The chart is a map, courtesy of Brookings, showing the roughly 500 counties Biden won and the roughly 2,500
counties Trump won. This might seem like a chart of political polarization, and superficially
that's clear, but the real polarization is economic-financial: there are two economies in America,
and there's very little commonality in the two economies.
70% of America's economy is generated in fewer that 500 counties; the other 2,500 counties
are left with the remaining 30%. The nation's productive capital is even more concentrated
in a few hands and regions, and since income and political power flow to capital, the financial
disparity / inequality far exceed the 70/30 split depicted in this political map.
Ownership of capital is concentrated in the hands of the top 10%, as the chart of equity
ownership reveals, but the concentration is actually much more limited: the top 0.1% control
so much wealth / capital that they "own" virtually all the power.
I hope it's not a big surprise that America is now a rigidly two-tier society and economy.
If you're an executive at a big Wall Street investment bank, you can rig markets and embezzle billions
and you'll never face any personal legal consequences such as being indicted for fraud and being
imprisoned.
But try being an employee at a local credit union and embezzle $5,000--a prison sentence is very
predictable.
If you're one of the 500,000+ people busted for possessing cannabis in the U.S. every year,
then you're not rich and powerful, because when the spoiled-rotten child of the
rich and powerful gets busted, the charges are quietly dropped, or cut to a modest fine and
a misdemeanor, etc.
"Justice" is for sale in the U.S., along with rigged markets, political power, healthcare and
everything else. Why should we be surprised that the economy is also two-tiered?
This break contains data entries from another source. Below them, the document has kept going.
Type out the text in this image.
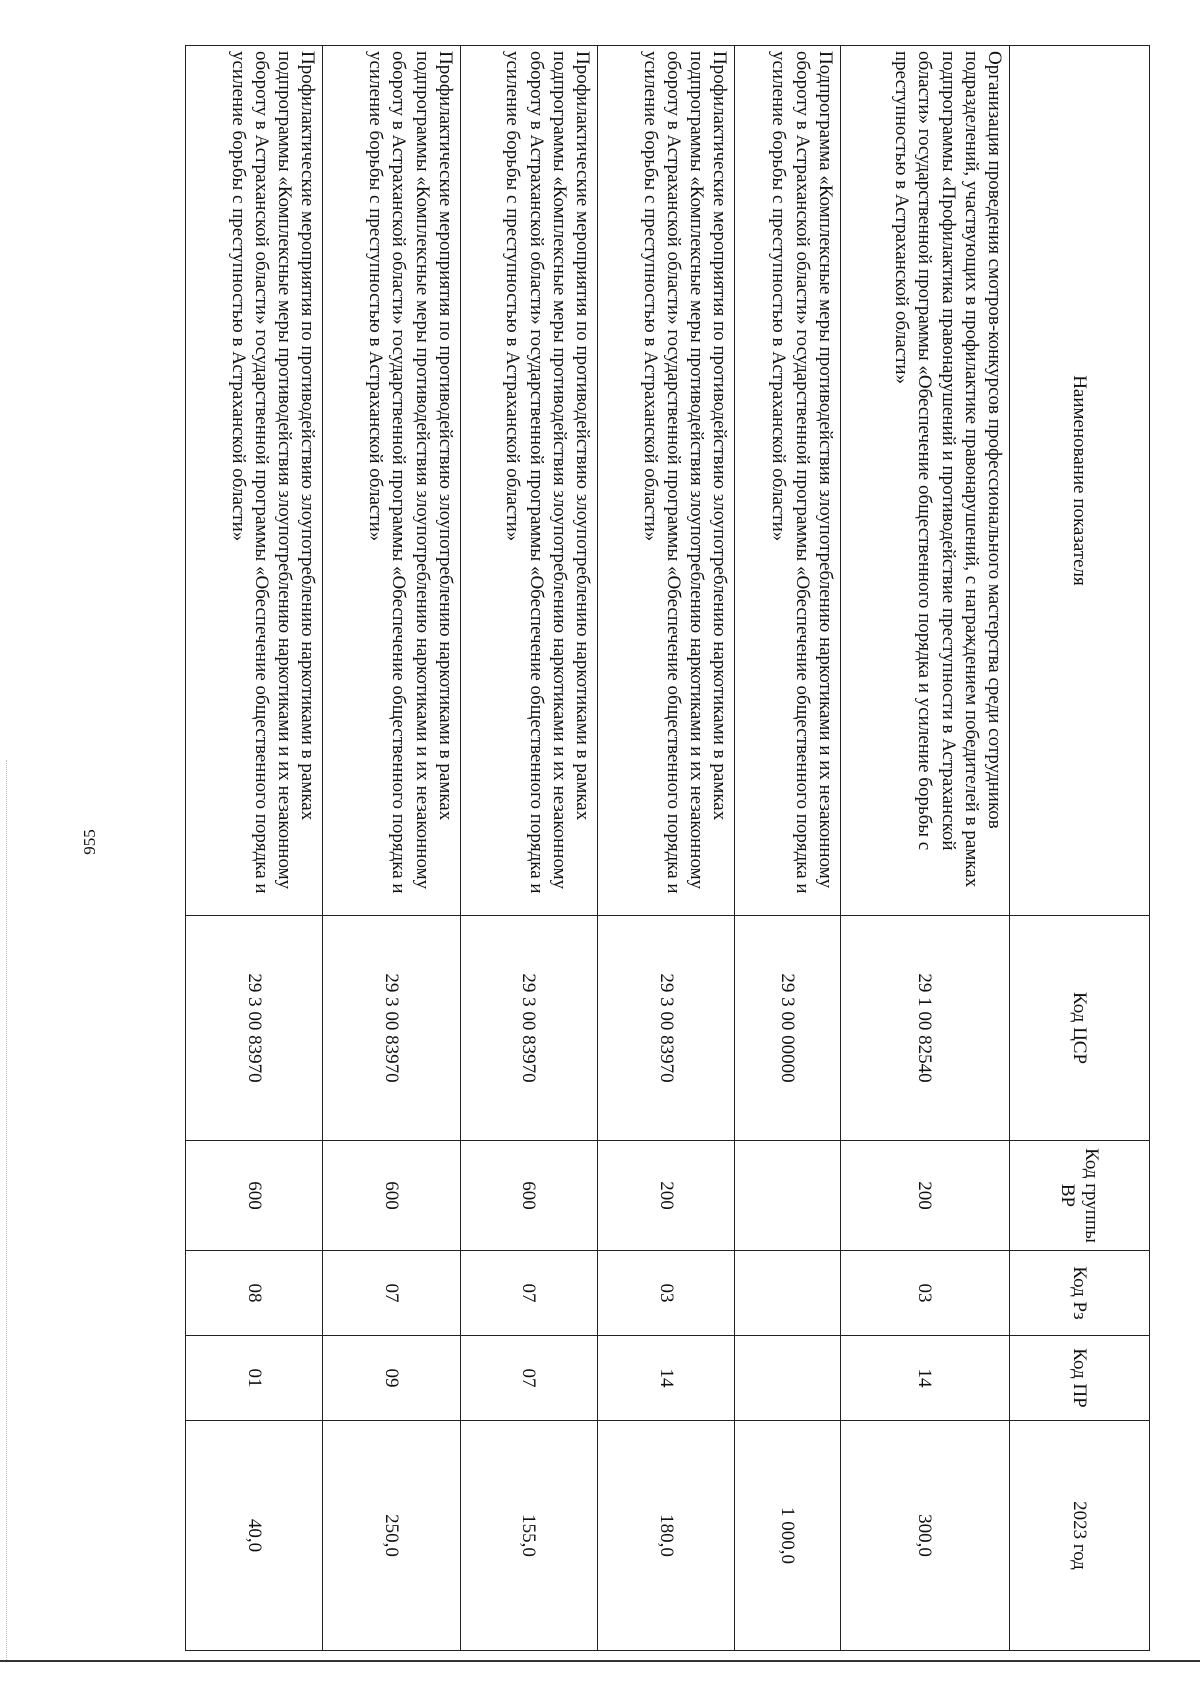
955
Наименование показателя	Код ЦСР	Код группы ВР	Код Рз	Код ПР	2023 год
Организация проведения смотров-конкурсов профессионального мастерства среди сотрудников подразделений, участвующих в профилактике правонарушений, с награждением победителей в рамках подпрограммы «Профилактика правонарушений и противодействие преступности в Астраханской области» государственной программы «Обеспечение общественного порядка и усиление борьбы с преступностью в Астраханской области»	29 1 00 82540	200	03	14	300,0
Подпрограмма «Комплексные меры противодействия злоупотреблению наркотиками и их незаконному обороту в Астраханской области» государственной программы «Обеспечение общественного порядка и усиление борьбы с преступностью в Астраханской области»	29 3 00 00000				1 000,0
Профилактические мероприятия по противодействию злоупотреблению наркотиками в рамках подпрограммы «Комплексные меры противодействия злоупотреблению наркотиками и их незаконному обороту в Астраханской области» государственной программы «Обеспечение общественного порядка и усиление борьбы с преступностью в Астраханской области»	29 3 00 83970	200	03	14	180,0
Профилактические мероприятия по противодействию злоупотреблению наркотиками в рамках подпрограммы «Комплексные меры противодействия злоупотреблению наркотиками и их незаконному обороту в Астраханской области» государственной программы «Обеспечение общественного порядка и усиление борьбы с преступностью в Астраханской области»	29 3 00 83970	600	07	07	155,0
Профилактические мероприятия по противодействию злоупотреблению наркотиками в рамках подпрограммы «Комплексные меры противодействия злоупотреблению наркотиками и их незаконному обороту в Астраханской области» государственной программы «Обеспечение общественного порядка и усиление борьбы с преступностью в Астраханской области»	29 3 00 83970	600	07	09	250,0
Профилактические мероприятия по противодействию злоупотреблению наркотиками в рамках подпрограммы «Комплексные меры противодействия злоупотреблению наркотиками и их незаконному обороту в Астраханской области» государственной программы «Обеспечение общественного порядка и усиление борьбы с преступностью в Астраханской области»	29 3 00 83970	600	08	01	40,0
The lower tier of the U.S. economy has been decapitalized: debt has been substituted
for capital. Capital only flows into the increasingly centralized top tier, which owns
and profits from the rising tide of debt that's been keeping the second tier afloat for the past
20 years.
The saying follow the money is only half-right--more importantly, follow the capital
because income and power flow to capital. As this RAND report documents, $50 trillion has
been siphoned from labor and the lower tier of the economy to the top-tier elites who own the
vast majority of the capital:
Trends in Income From 1975 to 2018.
What's missing from the political map is the staggering percentage of residents in the
wealthiest 500 counties who are precariats living paycheck to paycheck, the
ALICE Americans: Asset Limited, Income Constrained, Employed.
As I've often observed here, globalization and financialization have richly rewarded the top
0.1% and the top 5% technocrat class that serves the elites' interests. These elites and their
capital are concentrated in urban counties, and the feedback loops are self-reinforcing:
the capital in the urban counties attracts more capital and talent (skilled labor), bleeding the
other 2,500 counties of skilled labor and capital.
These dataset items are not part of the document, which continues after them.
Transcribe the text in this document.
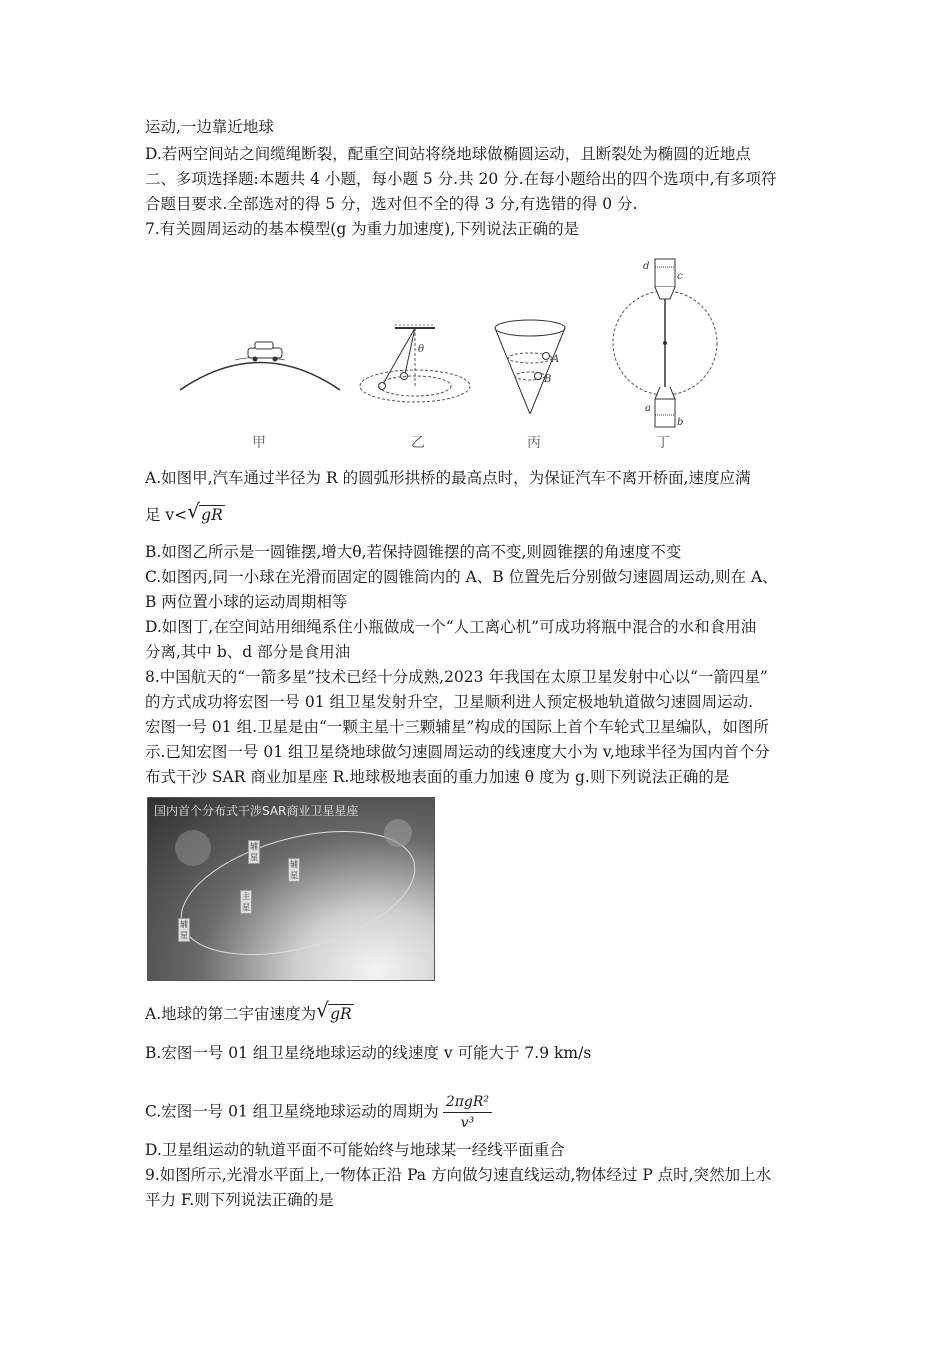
运动,一边靠近地球
D.若两空间站之间缆绳断裂，配重空间站将绕地球做椭圆运动，且断裂处为椭圆的近地点
二、多项选择题:本题共 4 小题，每小题 5 分.共 20 分.在每小题给出的四个选项中,有多项符
合题目要求.全部选对的得 5 分，选对但不全的得 3 分,有选错的得 0 分.
7.有关圆周运动的基本模型(g 为重力加速度),下列说法正确的是
甲
θ
乙
A
B
丙
d
c
a
b
丁
A.如图甲,汽车通过半径为 R 的圆弧形拱桥的最高点时，为保证汽车不离开桥面,速度应满
足 v< √ gR
B.如图乙所示是一圆锥摆,增大θ,若保持圆锥摆的高不变,则圆锥摆的角速度不变
C.如图丙,同一小球在光滑而固定的圆锥筒内的 A、B 位置先后分别做匀速圆周运动,则在 A、
B 两位置小球的运动周期相等
D.如图丁,在空间站用细绳系住小瓶做成一个“人工离心机”可成功将瓶中混合的水和食用油
分离,其中 b、d 部分是食用油
8.中国航天的“一箭多星”技术已经十分成熟,2023 年我国在太原卫星发射中心以“一箭四星”
的方式成功将宏图一号 01 组卫星发射升空，卫星顺利进人预定极地轨道做匀速圆周运动.
宏图一号 01 组.卫星是由“一颗主星十三颗辅星”构成的国际上首个车轮式卫星编队，如图所
示.已知宏图一号 01 组卫星绕地球做匀速圆周运动的线速度大小为 v,地球半径为国内首个分
布式干沙 SAR 商业加星座 R.地球极地表面的重力加速 θ 度为 g.则下列说法正确的是
国内首个分布式干涉SAR商业卫星星座
辅星
辅星
主星
辅星
A.地球的第二宇宙速度为 √ gR
B.宏图一号 01 组卫星绕地球运动的线速度 v 可能大于 7.9 km/s
C.宏图一号 01 组卫星绕地球运动的周期为 $\frac{\text{2πgR²}}{\text{v³}}$
D.卫星组运动的轨道平面不可能始终与地球某一经线平面重合
9.如图所示,光滑水平面上,一物体正沿 Pa 方向做匀速直线运动,物体经过 P 点时,突然加上水
平力 F.则下列说法正确的是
America has no plan to reverse this destructive tide. Our leadership's "plan" is
benign neglect: just send a monthly stipend of bread and circuses to all
the disempowered, decapitalized households, urban and rural, so they can stay out of trouble
and not bother the elites' continued pillaging of America and the planet.
There's a lot of big talk about rebuilding infrastructure and the Green New Deal, but our first
question must always be: cui bono, to whose benefit? How much of the spending will actually
be devoted to changing the rising imbalances between the haves and the have-nots, the ever-richer
who profit from rising debt and the ever more decapitalized debt-serfs who are further
impoverished by rising debt?
As I explain in my book
A Hacker's Teleology: Sharing the Wealth of Our Shrinking Planet, people don't want to
just get by, they want an opportunity to acquire capital in all its forms, an opportunity
to contribute to their communities, to make a difference, to earn respect and pride.
That our "leadership" reckons bread and circuses is what the stripmined bottom 90% want is
beyond pathetic. This map dictates our future, which is the pendulum of wealth and power
being concentrated in the hands of the greediest, most rapacious few reaching an extreme and then
reversing to the other extreme. How that plays out is anyone's guess, but the pendulum swing
to an extreme at the other end of the spectrum is already baked in: the way of the Tao is reversal.